Sun Jan 30 00:26:04 CET 2011

> -----Original Message-----
> From: gmx-users-bounces at gromacs.org [mailto:gmx-users-
> bounces at gromacs.org] On Behalf Of Mark Abraham
> Sent: 29 January 2011 08:24
> To: Discussion list for GROMACS users
> Subject: Re: [gmx-users] Simulation time losses with REMD
> 
> On 28/01/2011 4:46 PM, Mark Abraham wrote:
> > Hi,
> >
> > I compared the .log file time accounting for same .tpr file run alone
> > in serial or as part of an REMD simulation (with each replica on a
> > single proessor). It ran about 5-10% slower in the latter. The effect
> > was a bit larger when comparing the same .tpr on 8 processors with
> > REMD with 8 processers per replica. The effect seems fairly
> > independent of whether I compare the lowest or highest replica.
> 
> OK I found the issue by binary-searching the code looking for the
> offending line. It's in compute_globals() in src/kernel/md.c. The call
> to gmx_sum_sim consumes all the extra time. This code is taking care of
> synchronization for possibly doing checkpointing.
> 
>                  if (MULTISIM(cr) && bInterSimGS)
>                  {
>                      if (MASTER(cr))
>                      {
>                          /* Communicate the signals between the
> simulations */
>                          gmx_sum_sim(eglsNR,gs_buf,cr->ms);
>                      }
>                      /* Communicate the signals form the master to the
> others */
>                      gmx_bcast(eglsNR*sizeof(gs_buf[0]),gs_buf,cr);
>                  }
> 
> This eventually calls
> 
> void gmx_sumf_comm(int nr,float r[],MPI_Comm mpi_comm)
> {
> #if defined(MPI_IN_PLACE_EXISTS) || defined(GMX_THREADS)
>      MPI_Allreduce(MPI_IN_PLACE,r,nr,MPI_FLOAT,MPI_SUM,mpi_comm);
> #else
>      /* this function is only used in code that is not performance
> critical,
>         (during setup, when comm_rec is not the appropriate
> communication
>         structure), so this isn't as bad as it looks. */
>      float *buf;
>      int i;
> 
>      snew(buf, nr);
>      MPI_Allreduce(r,buf,nr,MPI_FLOAT,MPI_SUM,mpi_comm);
>      for(i=0; i<nr; i++)
>          r[i] = buf[i];
>      sfree(buf);
> #endif
> }
> 
> Clearly the comment is out of date.

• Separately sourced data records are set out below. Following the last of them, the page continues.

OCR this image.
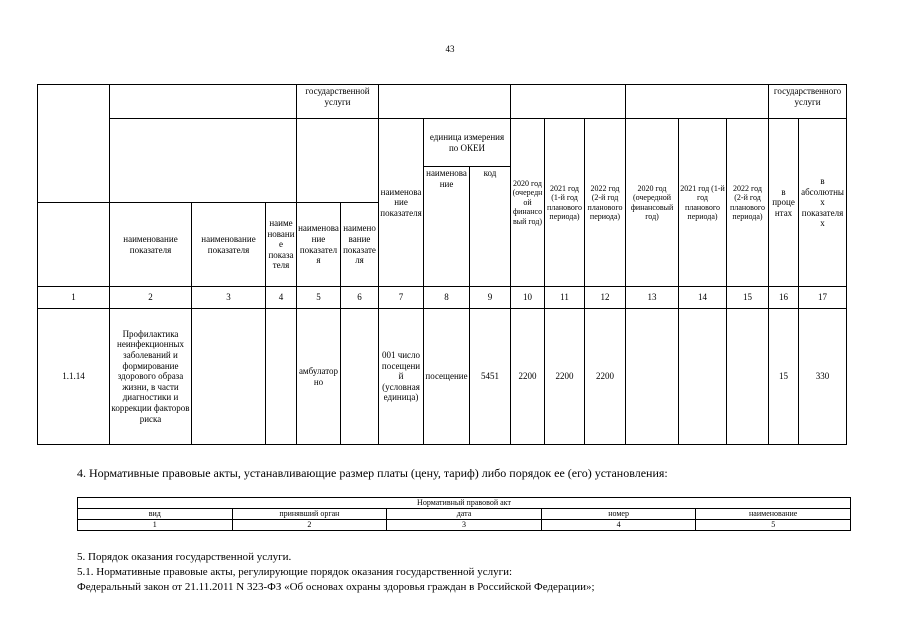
43
				государственной услуги											государственного услуги	
						наименование показателя	единица измерения по ОКЕИ		2020 год (очередной финансовый год)	2021 год (1-й год планового периода)	2022 год (2-й год планового периода)	2020 год (очередной финансовый год)	2021 год (1-й год планового периода)	2022 год (2-й год планового периода)	в процентах	в абсолютных показателях
							наименование	код								
	наименование показателя	наименование показателя	наименование показателя	наименование показателя	наименование показателя											
1	2	3	4	5	6	7	8	9	10	11	12	13	14	15	16	17
1.1.14	Профилактика неинфекционных заболеваний и формирование здорового образа жизни, в части диагностики и коррекции факторов риска			амбулаторно		001 число посещений (условная единица)	посещение	5451	2200	2200	2200				15	330
4. Нормативные правовые акты, устанавливающие размер платы (цену, тариф) либо порядок ее (его) установления:
Нормативный правовой акт				
вид	принявший орган	дата	номер	наименование
1	2	3	4	5
5. Порядок оказания государственной услуги.
5.1. Нормативные правовые акты, регулирующие порядок оказания государственной услуги:
Федеральный закон от 21.11.2011 N 323-ФЗ «Об основах охраны здоровья граждан в Российской Федерации»;
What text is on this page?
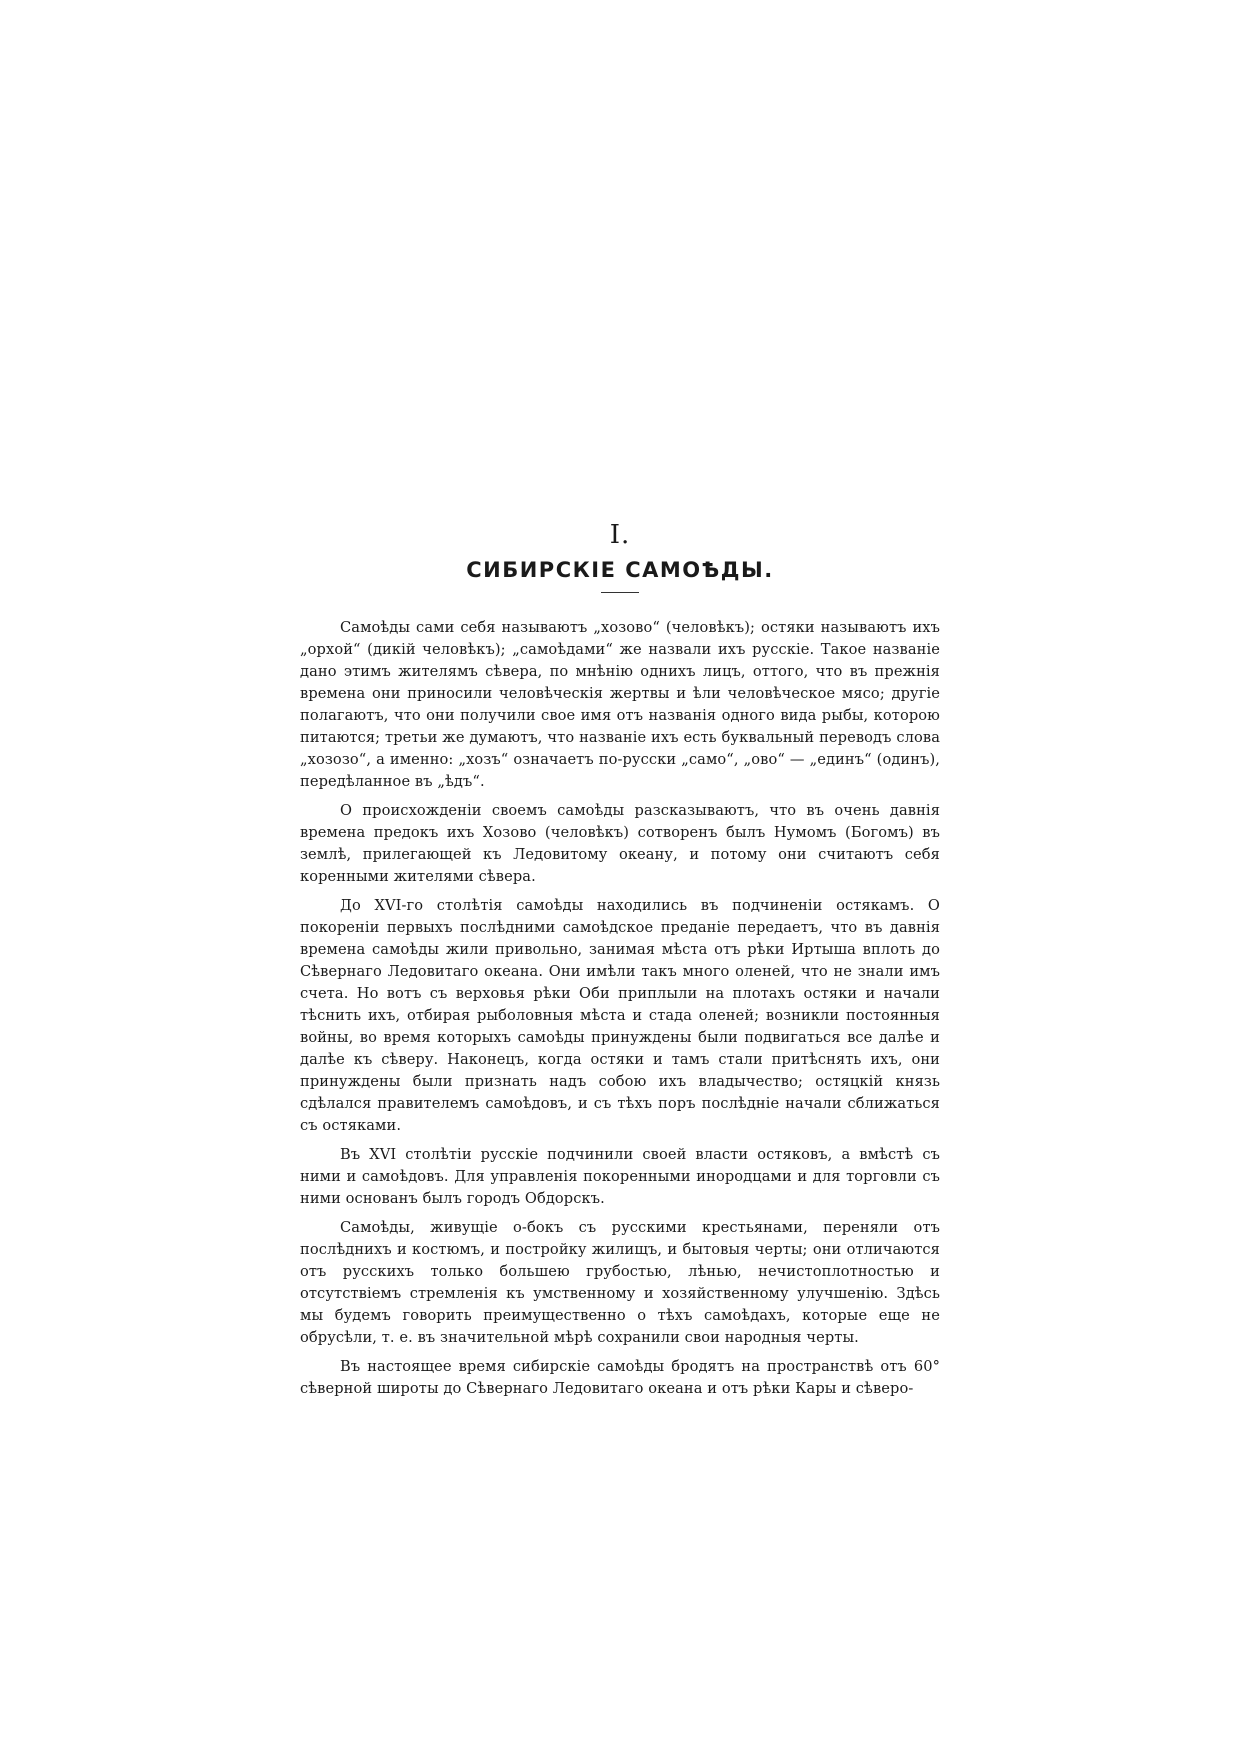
I.
СИБИРСКІЕ САМОѢДЫ.

Самоѣды сами себя называютъ „хозово“ (человѣкъ); остяки называютъ ихъ „орхой“ (дикій человѣкъ); „самоѣдами“ же назвали ихъ русскіе. Такое названіе дано этимъ жителямъ сѣвера, по мнѣнію однихъ лицъ, оттого, что въ прежнія времена они приносили человѣческія жертвы и ѣли человѣческое мясо; другіе полагаютъ, что они получили свое имя отъ названія одного вида рыбы, которою питаются; третьи же думаютъ, что названіе ихъ есть буквальный переводъ слова „хозозо“, а именно: „хозъ“ означаетъ по-русски „само“, „ово“ — „единъ“ (одинъ), передѣланное въ „ѣдъ“.

О происхожденіи своемъ самоѣды разсказываютъ, что въ очень давнія времена предокъ ихъ Хозово (человѣкъ) сотворенъ былъ Нумомъ (Богомъ) въ землѣ, прилегающей къ Ледовитому океану, и потому они считаютъ себя коренными жителями сѣвера.

До XVI-го столѣтія самоѣды находились въ подчиненіи остякамъ. О покореніи первыхъ послѣдними самоѣдское преданіе передаетъ, что въ давнія времена самоѣды жили привольно, занимая мѣста отъ рѣки Иртыша вплоть до Сѣвернаго Ледовитаго океана. Они имѣли такъ много оленей, что не знали имъ счета. Но вотъ съ верховья рѣки Оби приплыли на плотахъ остяки и начали тѣснить ихъ, отбирая рыболовныя мѣста и стада оленей; возникли постоянныя войны, во время которыхъ самоѣды принуждены были подвигаться все далѣе и далѣе къ сѣверу. Наконецъ, когда остяки и тамъ стали притѣснять ихъ, они принуждены были признать надъ собою ихъ владычество; остяцкій князь сдѣлался правителемъ самоѣдовъ, и съ тѣхъ поръ послѣдніе начали сближаться съ остяками.

Въ XVI столѣтіи русскіе подчинили своей власти остяковъ, а вмѣстѣ съ ними и самоѣдовъ. Для управленія покоренными инородцами и для торговли съ ними основанъ былъ городъ Обдорскъ.

Самоѣды, живущіе о-бокъ съ русскими крестьянами, переняли отъ послѣднихъ и костюмъ, и постройку жилищъ, и бытовыя черты; они отличаются отъ русскихъ только большею грубостью, лѣнью, нечистоплотностью и отсутствіемъ стремленія къ умственному и хозяйственному улучшенію. Здѣсь мы будемъ говорить преимущественно о тѣхъ самоѣдахъ, которые еще не обрусѣли, т. е. въ значительной мѣрѣ сохранили свои народныя черты.

Въ настоящее время сибирскіе самоѣды бродятъ на пространствѣ отъ 60° сѣверной широты до Сѣвернаго Ледовитаго океана и отъ рѣки Кары и сѣверо-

My nstlist=5, repl_ex_nst=2500 and
> nstcalcenergy=-1, so that triggers gs.nstms=5 and so bInterSimGS is
> TRUE
> every 5 steps. I'm not sure whether the problem is with nstlist, or the
> multi-simulation checkpointing engineering, or what.
> 
> Mark

So are you saying that this code itself is slow (and called frequently), or this is showing the latency in synchronising replicas? If the latter, then presumably if you comment this out (or adjust nstlist or whatever), then it will just defer to the latency to the REMD call itself?
(I'll check my own example in due course, but our systems happen to be down this weekend.)

Martyn

-- 
Scanned by iCritical.